The onMessage routine, at its most basic, does the following
- bookkeeping for the incoming message, including expiry
- acknowledge the incoming message
- attempt to deliver to the local queue
When the delivery fails, the result is the *appearance* of lost messages. Those messages
which are processed during the failure are not redelivered, but they still exist in the
database.
The only way I have found to trigger the redelivery of those messages is to redeploy the
queue containing the messages and/or restart that app server. Obviously neither approach
is acceptable.
In order to trigger the error I created a SOA cluster which *only* shared the JMS
database, and no other. I modified the helloworld quickstart to display a counter of
messages consumed, clustered the *esb* queue, and then used byteman to trigger the faults.
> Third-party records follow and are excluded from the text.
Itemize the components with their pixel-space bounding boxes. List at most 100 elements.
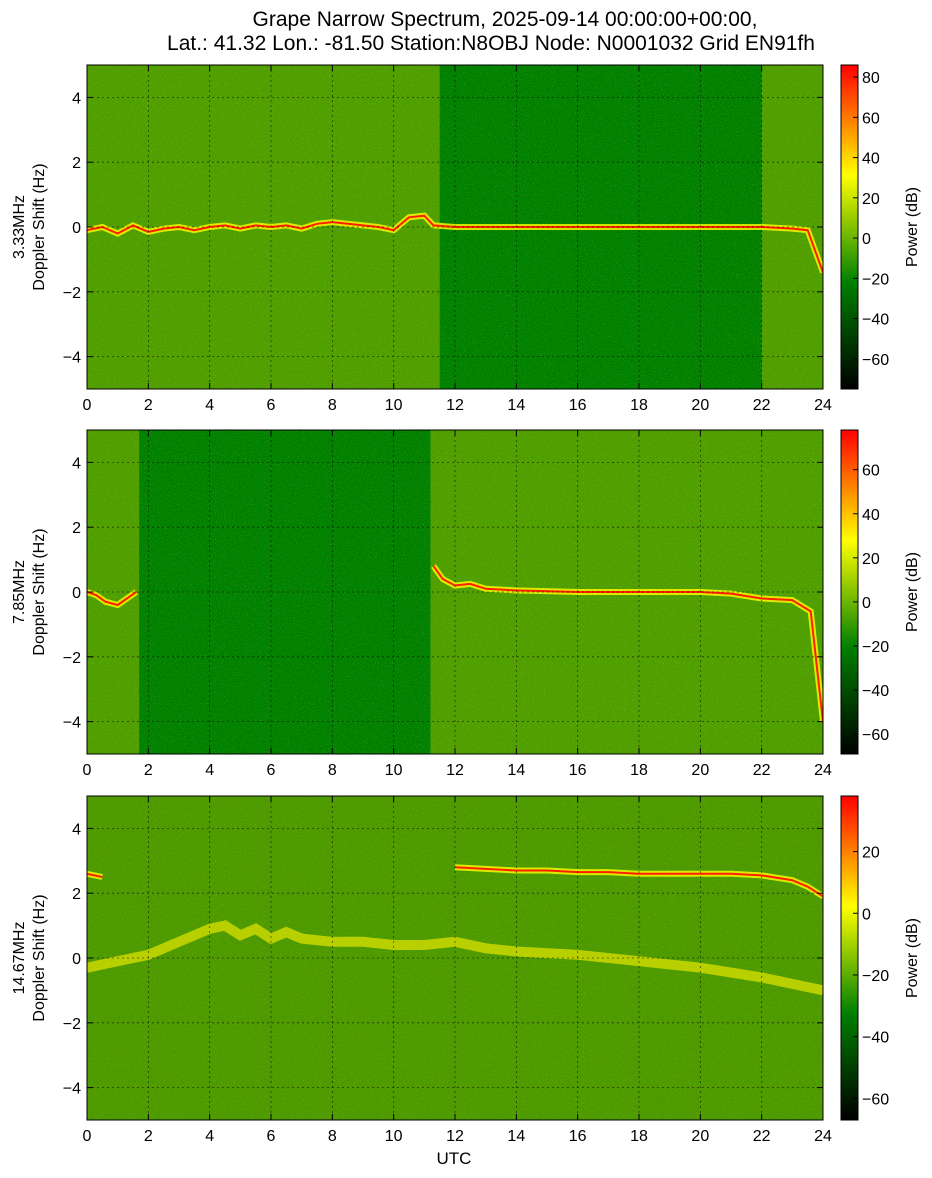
y-axis-label-doppler: Doppler Shift (Hz): [31, 894, 48, 1021]
y-tick-label: −4: [63, 1081, 81, 1098]
y-tick-label: 2: [72, 155, 81, 172]
colorbar-tick-label: 40: [862, 151, 880, 168]
x-tick-label: 6: [267, 762, 276, 779]
x-tick-label: 20: [691, 1128, 709, 1145]
colorbar-tick-label: 0: [862, 231, 871, 248]
x-tick-label: 24: [814, 397, 832, 414]
x-tick-label: 6: [267, 397, 276, 414]
x-tick-label: 12: [446, 1128, 464, 1145]
x-tick-label: 14: [507, 762, 525, 779]
x-tick-label: 24: [814, 762, 832, 779]
colorbar-tick-label: −40: [862, 1030, 889, 1047]
x-tick-label: 6: [267, 1128, 276, 1145]
colorbar-tick-label: 40: [862, 507, 880, 524]
colorbar-tick-label: −40: [862, 683, 889, 700]
x-tick-label: 12: [446, 762, 464, 779]
colorbar: [840, 64, 859, 390]
colorbar: [840, 429, 859, 755]
y-tick-label: 0: [72, 220, 81, 237]
heatmap-area: [87, 430, 823, 754]
y-tick-label: −2: [63, 285, 81, 302]
colorbar-tick-label: 20: [862, 191, 880, 208]
carrier-trace: [87, 872, 103, 878]
x-tick-label: 4: [205, 1128, 214, 1145]
colorbar-tick-label: 20: [862, 845, 880, 862]
x-tick-label: 10: [385, 762, 403, 779]
x-tick-label: 16: [569, 1128, 587, 1145]
x-tick-label: 8: [328, 762, 337, 779]
colorbar-label: Power (dB): [904, 552, 921, 632]
x-tick-label: 12: [446, 397, 464, 414]
x-tick-label: 16: [569, 397, 587, 414]
colorbar-label: Power (dB): [904, 918, 921, 998]
x-tick-label: 18: [630, 1128, 648, 1145]
y-axis-label-frequency: 7.85MHz: [11, 560, 28, 624]
colorbar-tick-label: 0: [862, 595, 871, 612]
x-tick-label: 22: [753, 397, 771, 414]
carrier-trace: [87, 591, 137, 607]
x-tick-label: 2: [144, 397, 153, 414]
carrier-trace: [454, 866, 823, 898]
y-axis-label-frequency: 3.33MHz: [11, 195, 28, 259]
y-tick-label: 4: [72, 455, 81, 472]
x-tick-label: 20: [691, 762, 709, 779]
x-tick-label: 2: [144, 1128, 153, 1145]
y-tick-label: 4: [72, 821, 81, 838]
colorbar-tick-label: 0: [862, 906, 871, 923]
y-tick-label: −2: [63, 1016, 81, 1033]
x-tick-label: 0: [83, 397, 92, 414]
x-tick-label: 22: [753, 762, 771, 779]
colorbar-tick-label: 60: [862, 110, 880, 127]
colorbar-tick-label: 60: [862, 463, 880, 480]
colorbar-tick-label: −20: [862, 639, 889, 656]
colorbar-tick-label: −60: [862, 1091, 889, 1108]
x-tick-label: 18: [630, 762, 648, 779]
heatmap-area: [87, 65, 823, 389]
colorbar-tick-label: −60: [862, 352, 889, 369]
y-axis-label-doppler: Doppler Shift (Hz): [31, 528, 48, 655]
x-tick-label: 22: [753, 1128, 771, 1145]
y-tick-label: 4: [72, 90, 81, 107]
x-tick-label: 20: [691, 397, 709, 414]
x-tick-label: 18: [630, 397, 648, 414]
y-tick-label: 0: [72, 951, 81, 968]
colorbar-tick-label: −60: [862, 727, 889, 744]
diffuse-trace: [87, 920, 823, 996]
x-axis-label: UTC: [437, 1149, 472, 1168]
colorbar-tick-label: 80: [862, 70, 880, 87]
x-tick-label: 0: [83, 762, 92, 779]
x-tick-label: 4: [205, 397, 214, 414]
y-tick-label: −2: [63, 650, 81, 667]
colorbar-tick-label: −40: [862, 312, 889, 329]
colorbar-tick-label: −20: [862, 271, 889, 288]
y-tick-label: 2: [72, 886, 81, 903]
x-tick-label: 14: [507, 1128, 525, 1145]
x-tick-label: 16: [569, 762, 587, 779]
figure-title-line2: Lat.: 41.32 Lon.: -81.50 Station:N8OBJ N…: [167, 32, 815, 55]
x-tick-label: 24: [814, 1128, 832, 1145]
x-tick-label: 14: [507, 397, 525, 414]
y-tick-label: 2: [72, 520, 81, 537]
x-tick-label: 8: [328, 397, 337, 414]
y-axis-label-frequency: 14.67MHz: [11, 922, 28, 995]
x-tick-label: 2: [144, 762, 153, 779]
y-tick-label: 0: [72, 585, 81, 602]
y-tick-label: −4: [63, 715, 81, 732]
x-tick-label: 8: [328, 1128, 337, 1145]
colorbar-tick-label: −20: [862, 968, 889, 985]
x-tick-label: 0: [83, 1128, 92, 1145]
colorbar-tick-label: 20: [862, 551, 880, 568]
x-tick-label: 4: [205, 762, 214, 779]
heatmap-area: [87, 796, 823, 1120]
x-tick-label: 10: [385, 1128, 403, 1145]
x-tick-label: 10: [385, 397, 403, 414]
colorbar: [840, 795, 859, 1121]
y-tick-label: −4: [63, 350, 81, 367]
colorbar-label: Power (dB): [904, 187, 921, 267]
figure-title-line1: Grape Narrow Spectrum, 2025-09-14 00:00:…: [253, 8, 758, 31]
The byteman rule is as follows, the quickstart will be attached.
RULE throw every fifth send
INTERFACE ProducerDelegate
METHOD send
AT ENTRY
IF callerEquals("MessageSucker.onMessage", true) &&
(incrementCounter("throwException") % 5 == 0)
DO THROW new IllegalStateException("Deliberate exception")
ENDRULE
This results in an exception being thrown for every fifth message. Once the delivery has
quiesced, examine the JBM_MSG and JBM_MSG_REF tables to see the messages which have not
been delivered.
The clusters are ports-default and ports-01, the client seeds the gateway by sending 300
messages to the default.
Adding up the counter from each server *plus* the message count from JBM_MSG results in
300 (or multiples thereof for more executions).